Chemistry for Biology

In collaboration with diverse colleagues in biology, virology, bacteriology and nanomedicine, our group is involved in the development of various chemical tools for biological (ie, therapeutic and/or diagnostic) applications.


Infectious diseases caused by bacteria and AIDS are worldwide spread and, as a consequence, have strong societal and economical impacts. Although very different, they share some resemblances: both can be treated (even if partially for AIDS) but for the former, the large utilization of antibiotics led to the apparition of bacterial resistance that dangerously undermine the effectiveness of clinically deployed antibiotics, while for the latter the high mutation and recombination rates of HIV, together with its high replication level, allow an easy selection of drug-resistant viruses. Unexpectedly, they also share a small part of RNA that is identical in sequence and in structure: the DIS “kissing complex” and the bacterial 16S RNA ribosomal A site. Knowing that the A site is targeted by aminoglycoside antibiotics, it seemed logical that aminoglycosides (AGs) could also target DIS.

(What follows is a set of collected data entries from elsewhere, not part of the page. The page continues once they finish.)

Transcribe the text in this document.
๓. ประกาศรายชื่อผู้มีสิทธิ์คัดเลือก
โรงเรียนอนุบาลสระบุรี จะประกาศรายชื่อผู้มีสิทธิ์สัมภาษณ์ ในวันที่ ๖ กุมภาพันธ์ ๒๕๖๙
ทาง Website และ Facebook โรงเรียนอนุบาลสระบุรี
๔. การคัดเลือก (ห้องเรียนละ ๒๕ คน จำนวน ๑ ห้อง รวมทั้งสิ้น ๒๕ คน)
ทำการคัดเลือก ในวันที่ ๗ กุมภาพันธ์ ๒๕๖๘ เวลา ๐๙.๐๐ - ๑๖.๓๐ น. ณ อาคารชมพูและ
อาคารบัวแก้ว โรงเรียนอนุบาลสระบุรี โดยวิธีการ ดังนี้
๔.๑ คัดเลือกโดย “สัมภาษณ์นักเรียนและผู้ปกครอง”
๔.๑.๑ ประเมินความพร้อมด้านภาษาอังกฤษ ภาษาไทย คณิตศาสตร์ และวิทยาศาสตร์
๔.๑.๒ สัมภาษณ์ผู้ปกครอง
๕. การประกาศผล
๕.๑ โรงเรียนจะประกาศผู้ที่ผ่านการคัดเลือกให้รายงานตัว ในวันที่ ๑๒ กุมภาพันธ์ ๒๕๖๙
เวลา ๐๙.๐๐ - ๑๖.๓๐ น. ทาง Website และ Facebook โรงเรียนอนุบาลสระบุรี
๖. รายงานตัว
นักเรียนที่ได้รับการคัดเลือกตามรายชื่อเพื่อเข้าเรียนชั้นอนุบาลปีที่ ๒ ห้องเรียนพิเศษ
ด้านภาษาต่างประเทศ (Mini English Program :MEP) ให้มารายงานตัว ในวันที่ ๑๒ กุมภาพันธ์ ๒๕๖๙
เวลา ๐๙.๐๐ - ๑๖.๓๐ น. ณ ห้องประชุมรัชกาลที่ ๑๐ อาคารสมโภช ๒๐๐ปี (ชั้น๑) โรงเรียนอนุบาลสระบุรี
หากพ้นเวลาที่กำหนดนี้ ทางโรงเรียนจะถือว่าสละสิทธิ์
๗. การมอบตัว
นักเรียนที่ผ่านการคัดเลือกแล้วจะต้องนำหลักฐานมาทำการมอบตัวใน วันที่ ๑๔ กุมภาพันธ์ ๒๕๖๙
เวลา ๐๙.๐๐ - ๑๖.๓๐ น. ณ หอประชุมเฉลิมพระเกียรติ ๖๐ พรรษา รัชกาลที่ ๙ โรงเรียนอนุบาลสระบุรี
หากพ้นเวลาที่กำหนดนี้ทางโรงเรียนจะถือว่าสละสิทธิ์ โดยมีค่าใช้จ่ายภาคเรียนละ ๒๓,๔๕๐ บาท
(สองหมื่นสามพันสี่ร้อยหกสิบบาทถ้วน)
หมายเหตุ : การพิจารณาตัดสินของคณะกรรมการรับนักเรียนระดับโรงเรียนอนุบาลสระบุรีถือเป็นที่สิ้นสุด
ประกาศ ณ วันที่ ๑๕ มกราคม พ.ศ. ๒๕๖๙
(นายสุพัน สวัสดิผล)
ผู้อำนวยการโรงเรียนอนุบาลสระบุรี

In this context, we are challenging new architectures inspired from neomycin, a well-known AG with excellent antibacterial activities but a non-optimal toxicity profile. We, our group associated with Dr. ENNIFAR (IBMC, Unistra) expert in structural biology and biophysical determination, and Dr. G. PREVOST (Laboratoire de Bactériologie, CHU Strasbourg) expert in antimicrobials agents, thus utilize our expertise on the rational design for the synthesis and the biological evaluation of unprecedented neomycin derivatives.1 Guided by structural data or molecular modeling of biological targets, we are developing neomycin libraries bearing modifications at crucial positions in order to maximize either the bactericidal effect on biofilm and planktonic bacteria or the antiviral effect while minimizing the development of antimicrobial resistance and toxicity.


The design and synthesis of nanostructured materials is an ever-expanding research area in the fields of biology, medicine and new advances technologies. However, selecting and mastering a synthesis pathway leading to multi-components nanoparticles (NPs) of controlled properties also remains a challenging task. Size, uniformity, composition, structure and surface chemistry must be finely tuned to match the desired application.

In this context, we are exploiting/developing an alternative process, ie flash nanoprecipitation, for the facile, one-step synthesis of nanomaterials of imaging and/or theranostic relevance. As representative examples, we recently achieved the synthesis of red-emitting organic nanoprobes for two-photon imaging in complex biological systems 2 and developed one-step methods, using only water as solvent, for preparing multimodal and/or functional lanthanide phosphate-based nanoparticles 3, 4.